What do you think? I have another peer to peer with 10 PCs and a mix of
wired and wireless connections working fine. This one has me scratching my
head.
:4-dontkno


----------



## leroys1000 (Aug 16, 2005)

Set your computers to automatically obtain IP's.
Run the network setup wizards for the computers
and tell them how you connect.
Tell the computers not to share C$ as it is a default 
administrator setup.
Then make a new share of just C.


----------



## johnwill (Sep 26, 2002)

Checklist for networking Windows Machines with TCP/IP
-----------------------------------------------------
- PCs which are not XP must have TCP/IP installed. 
- Each PC must have a unique computer name. 
- Each PC must have a network share defined. 
- ALL NICS must be on the same subnet (e.g. IP 192.168.0.* subnet mask 255.255.255.0).
- XP PCs must have Netbios over TCP/IP enabled (only essential for XP to talk to W9X PCs). 
- MS Client and file & printer sharing must be enabled on each machine.
- All NICs must have their node type = anything except p-node (peer to peer, or point-point). 
* To check, open a command prompt and type IPCONFIG /ALL.
- XP's ICF firewall is permanently disabled. (Only necessary for pre XP SP2).
- All 3rd party firewalls are disabled, uninstalled and deleted (until connection is working).
- PCs have the same workgroup (helps, but not essential for XP/2K, necessary for 9X/ME).
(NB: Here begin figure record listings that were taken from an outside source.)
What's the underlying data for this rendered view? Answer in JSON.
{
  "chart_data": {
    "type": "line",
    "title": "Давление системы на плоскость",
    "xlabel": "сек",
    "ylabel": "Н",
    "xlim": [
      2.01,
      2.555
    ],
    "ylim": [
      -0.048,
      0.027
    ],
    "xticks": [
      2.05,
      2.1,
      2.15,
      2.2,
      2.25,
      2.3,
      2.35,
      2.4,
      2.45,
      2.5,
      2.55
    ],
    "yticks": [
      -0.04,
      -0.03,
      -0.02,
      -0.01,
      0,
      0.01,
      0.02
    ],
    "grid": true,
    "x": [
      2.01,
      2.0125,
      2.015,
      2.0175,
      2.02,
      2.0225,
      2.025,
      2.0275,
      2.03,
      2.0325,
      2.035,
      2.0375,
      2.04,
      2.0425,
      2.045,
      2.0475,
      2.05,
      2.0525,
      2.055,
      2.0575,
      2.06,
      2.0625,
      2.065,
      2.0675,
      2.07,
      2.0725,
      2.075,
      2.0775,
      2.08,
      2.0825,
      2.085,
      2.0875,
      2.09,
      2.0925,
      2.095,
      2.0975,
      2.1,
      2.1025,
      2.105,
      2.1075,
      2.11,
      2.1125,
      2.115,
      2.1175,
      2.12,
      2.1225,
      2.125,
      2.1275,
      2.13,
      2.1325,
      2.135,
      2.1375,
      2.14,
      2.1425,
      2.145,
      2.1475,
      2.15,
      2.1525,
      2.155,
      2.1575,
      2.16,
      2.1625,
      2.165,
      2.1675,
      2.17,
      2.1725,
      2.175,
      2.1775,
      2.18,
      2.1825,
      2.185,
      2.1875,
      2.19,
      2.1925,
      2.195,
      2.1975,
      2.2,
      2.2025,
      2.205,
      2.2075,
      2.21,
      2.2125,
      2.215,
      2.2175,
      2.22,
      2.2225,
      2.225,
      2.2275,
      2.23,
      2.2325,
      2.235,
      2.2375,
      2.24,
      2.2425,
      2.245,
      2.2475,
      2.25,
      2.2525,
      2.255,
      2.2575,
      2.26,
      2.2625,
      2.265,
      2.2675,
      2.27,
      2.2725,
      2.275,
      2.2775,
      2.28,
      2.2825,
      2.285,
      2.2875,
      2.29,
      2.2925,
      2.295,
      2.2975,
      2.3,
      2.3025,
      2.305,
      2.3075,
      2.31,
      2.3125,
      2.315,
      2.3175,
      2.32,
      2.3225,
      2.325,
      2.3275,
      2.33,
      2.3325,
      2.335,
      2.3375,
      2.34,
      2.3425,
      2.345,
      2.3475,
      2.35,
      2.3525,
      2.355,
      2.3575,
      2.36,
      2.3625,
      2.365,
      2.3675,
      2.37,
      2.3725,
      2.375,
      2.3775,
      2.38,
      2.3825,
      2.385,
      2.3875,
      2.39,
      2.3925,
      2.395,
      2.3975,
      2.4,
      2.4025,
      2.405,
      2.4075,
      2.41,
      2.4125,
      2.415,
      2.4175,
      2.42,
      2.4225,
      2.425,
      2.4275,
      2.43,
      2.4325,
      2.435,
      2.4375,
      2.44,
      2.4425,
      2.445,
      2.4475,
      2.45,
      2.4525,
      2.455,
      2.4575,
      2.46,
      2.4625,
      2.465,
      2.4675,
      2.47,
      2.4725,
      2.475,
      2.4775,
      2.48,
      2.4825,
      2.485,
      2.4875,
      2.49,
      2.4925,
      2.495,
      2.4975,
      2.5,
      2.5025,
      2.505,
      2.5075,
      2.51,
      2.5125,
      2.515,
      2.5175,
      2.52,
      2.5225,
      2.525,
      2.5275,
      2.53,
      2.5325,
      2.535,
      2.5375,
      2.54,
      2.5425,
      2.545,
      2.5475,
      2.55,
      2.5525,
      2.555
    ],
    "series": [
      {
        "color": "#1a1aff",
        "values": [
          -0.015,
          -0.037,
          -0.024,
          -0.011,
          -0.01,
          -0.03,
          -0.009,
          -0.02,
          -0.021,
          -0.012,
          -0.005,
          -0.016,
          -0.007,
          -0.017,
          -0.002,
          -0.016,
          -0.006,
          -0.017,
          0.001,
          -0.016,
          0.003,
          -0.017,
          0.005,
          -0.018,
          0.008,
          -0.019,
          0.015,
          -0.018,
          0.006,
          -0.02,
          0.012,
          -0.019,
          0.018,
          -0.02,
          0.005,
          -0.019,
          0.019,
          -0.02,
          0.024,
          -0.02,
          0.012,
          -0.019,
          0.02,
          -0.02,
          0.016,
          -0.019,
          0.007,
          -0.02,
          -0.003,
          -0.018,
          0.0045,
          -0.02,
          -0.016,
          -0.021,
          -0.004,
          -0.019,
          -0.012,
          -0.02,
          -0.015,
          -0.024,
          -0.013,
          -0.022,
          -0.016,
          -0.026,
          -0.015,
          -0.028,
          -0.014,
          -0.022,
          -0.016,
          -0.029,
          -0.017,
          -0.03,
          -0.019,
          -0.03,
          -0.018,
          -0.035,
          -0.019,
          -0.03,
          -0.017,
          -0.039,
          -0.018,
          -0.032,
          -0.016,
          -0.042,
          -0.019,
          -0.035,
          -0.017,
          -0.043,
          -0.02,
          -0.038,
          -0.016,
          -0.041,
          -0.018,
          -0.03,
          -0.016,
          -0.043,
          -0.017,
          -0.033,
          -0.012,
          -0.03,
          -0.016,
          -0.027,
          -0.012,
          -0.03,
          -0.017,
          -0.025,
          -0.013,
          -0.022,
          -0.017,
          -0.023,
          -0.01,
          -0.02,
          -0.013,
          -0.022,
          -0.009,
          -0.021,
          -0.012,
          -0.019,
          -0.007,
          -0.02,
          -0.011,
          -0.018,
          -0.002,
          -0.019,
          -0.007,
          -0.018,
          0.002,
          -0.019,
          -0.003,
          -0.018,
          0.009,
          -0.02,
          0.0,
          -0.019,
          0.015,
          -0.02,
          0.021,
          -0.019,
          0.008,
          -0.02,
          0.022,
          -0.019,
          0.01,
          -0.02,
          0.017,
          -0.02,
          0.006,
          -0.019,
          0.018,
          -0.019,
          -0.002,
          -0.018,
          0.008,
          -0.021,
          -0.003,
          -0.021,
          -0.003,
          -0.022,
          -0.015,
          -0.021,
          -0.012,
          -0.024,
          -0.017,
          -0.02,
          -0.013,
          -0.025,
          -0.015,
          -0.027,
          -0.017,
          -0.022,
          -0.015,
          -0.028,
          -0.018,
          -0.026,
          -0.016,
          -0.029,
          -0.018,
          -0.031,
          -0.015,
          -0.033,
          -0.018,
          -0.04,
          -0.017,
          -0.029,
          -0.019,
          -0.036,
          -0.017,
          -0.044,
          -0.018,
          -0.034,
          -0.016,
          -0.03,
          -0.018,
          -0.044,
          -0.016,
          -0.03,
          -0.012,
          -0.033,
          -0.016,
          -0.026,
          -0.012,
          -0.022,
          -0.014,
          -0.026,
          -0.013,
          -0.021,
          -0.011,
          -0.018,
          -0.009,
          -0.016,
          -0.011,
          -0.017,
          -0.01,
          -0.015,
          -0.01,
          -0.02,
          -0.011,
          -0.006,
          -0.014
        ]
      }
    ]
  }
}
Allow 15 mins after rebooting a PC for that PC to appear in the workgroup, or
for it to see all other PCs. Or you can search for the PC by its computer name.
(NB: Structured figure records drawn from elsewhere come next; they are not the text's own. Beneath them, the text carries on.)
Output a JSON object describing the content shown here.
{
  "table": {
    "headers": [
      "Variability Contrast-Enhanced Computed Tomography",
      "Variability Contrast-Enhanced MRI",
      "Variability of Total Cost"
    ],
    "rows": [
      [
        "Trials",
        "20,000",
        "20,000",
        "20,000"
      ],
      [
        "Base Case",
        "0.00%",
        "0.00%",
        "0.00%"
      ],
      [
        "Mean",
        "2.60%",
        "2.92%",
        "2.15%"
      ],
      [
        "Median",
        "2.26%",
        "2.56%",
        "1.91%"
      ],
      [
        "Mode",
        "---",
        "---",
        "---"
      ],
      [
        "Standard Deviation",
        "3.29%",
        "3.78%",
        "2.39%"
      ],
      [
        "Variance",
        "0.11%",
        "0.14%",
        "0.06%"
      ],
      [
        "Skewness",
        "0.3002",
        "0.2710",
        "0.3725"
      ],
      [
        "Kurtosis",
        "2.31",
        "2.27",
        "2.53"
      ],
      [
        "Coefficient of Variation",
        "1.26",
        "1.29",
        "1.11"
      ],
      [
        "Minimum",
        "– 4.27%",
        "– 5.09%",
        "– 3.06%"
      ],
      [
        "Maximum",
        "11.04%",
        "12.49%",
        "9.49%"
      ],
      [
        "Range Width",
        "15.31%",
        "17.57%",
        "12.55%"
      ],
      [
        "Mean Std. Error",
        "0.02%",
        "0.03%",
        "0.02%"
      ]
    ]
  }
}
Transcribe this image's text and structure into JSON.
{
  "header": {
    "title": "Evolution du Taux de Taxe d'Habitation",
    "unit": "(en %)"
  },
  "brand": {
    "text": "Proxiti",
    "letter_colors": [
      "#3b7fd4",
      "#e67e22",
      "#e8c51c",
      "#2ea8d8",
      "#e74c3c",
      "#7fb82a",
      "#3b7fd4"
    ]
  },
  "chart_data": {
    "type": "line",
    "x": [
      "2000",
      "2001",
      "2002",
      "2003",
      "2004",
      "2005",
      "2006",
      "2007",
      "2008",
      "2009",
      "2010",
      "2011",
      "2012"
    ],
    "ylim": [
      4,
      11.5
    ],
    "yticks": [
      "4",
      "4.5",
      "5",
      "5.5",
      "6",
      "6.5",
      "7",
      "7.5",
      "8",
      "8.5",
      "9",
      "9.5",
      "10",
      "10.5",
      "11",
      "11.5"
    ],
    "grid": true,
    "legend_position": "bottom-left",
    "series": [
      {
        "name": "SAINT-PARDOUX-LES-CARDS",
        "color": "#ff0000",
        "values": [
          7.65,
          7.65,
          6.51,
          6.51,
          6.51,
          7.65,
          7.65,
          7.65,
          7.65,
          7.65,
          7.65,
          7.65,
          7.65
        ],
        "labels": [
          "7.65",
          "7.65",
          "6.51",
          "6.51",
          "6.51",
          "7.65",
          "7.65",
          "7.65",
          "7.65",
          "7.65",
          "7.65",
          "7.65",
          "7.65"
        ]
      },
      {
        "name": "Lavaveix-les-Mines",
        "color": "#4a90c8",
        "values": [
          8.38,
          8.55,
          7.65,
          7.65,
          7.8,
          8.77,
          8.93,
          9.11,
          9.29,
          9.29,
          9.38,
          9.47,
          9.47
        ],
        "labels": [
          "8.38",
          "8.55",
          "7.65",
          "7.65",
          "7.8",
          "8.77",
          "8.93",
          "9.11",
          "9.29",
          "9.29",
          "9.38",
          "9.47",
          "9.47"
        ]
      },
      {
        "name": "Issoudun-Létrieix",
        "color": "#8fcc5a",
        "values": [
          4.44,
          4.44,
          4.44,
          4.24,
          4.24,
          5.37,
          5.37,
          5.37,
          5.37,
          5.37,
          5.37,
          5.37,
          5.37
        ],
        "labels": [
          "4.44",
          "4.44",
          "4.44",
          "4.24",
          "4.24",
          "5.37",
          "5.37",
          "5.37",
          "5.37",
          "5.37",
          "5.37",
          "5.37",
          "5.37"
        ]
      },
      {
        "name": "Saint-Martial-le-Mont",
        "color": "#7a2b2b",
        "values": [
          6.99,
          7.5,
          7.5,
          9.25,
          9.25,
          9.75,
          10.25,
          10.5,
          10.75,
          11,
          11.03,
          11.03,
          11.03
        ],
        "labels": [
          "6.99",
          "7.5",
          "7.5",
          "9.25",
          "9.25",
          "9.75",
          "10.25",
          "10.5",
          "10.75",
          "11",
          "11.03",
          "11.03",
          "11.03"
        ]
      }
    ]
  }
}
Additional things to check if you still have problems:
-----------------------------------------------------
- Check your Services are Started on all PCs: Workstation, Server, TCP/IP Netbios helper, Computer Browser. 
- XP gives access to its shares via the Net Guest Account. (Note, not the same as the local guest account in user accounts which should be off). Net Guest Account is enabled by default in XP, but to check it, open a command prompt and type: NET USER GUEST
Should return a line with 'Account active yes'.


Check XP Security policies:
--------------------------
- Access this computer from the network: add guest
- Deny logon locally: remove guest
- Network access:Sharing and security model... -> Guest only
- Deny access to this computer from the network-> check Guest is not here.


----------



## thunder2k (Dec 25, 2005)

*Still can't See*

John Will- 

Ive looked at all your suggestions. Keep in mind this is a win2k sp4 OS.
What am I missing? These are both brand new installs. I haven't loaded any firewall or norton stuff yet. I said in the first post that I could not even map the admin share of C$. I am using the admin login. Got anything else just for Windows 2k pro?


----------



## johnwill (Sep 26, 2002)

Don't try to use the C$ share, create new shares, I think you'll find they work better. :smile:


----------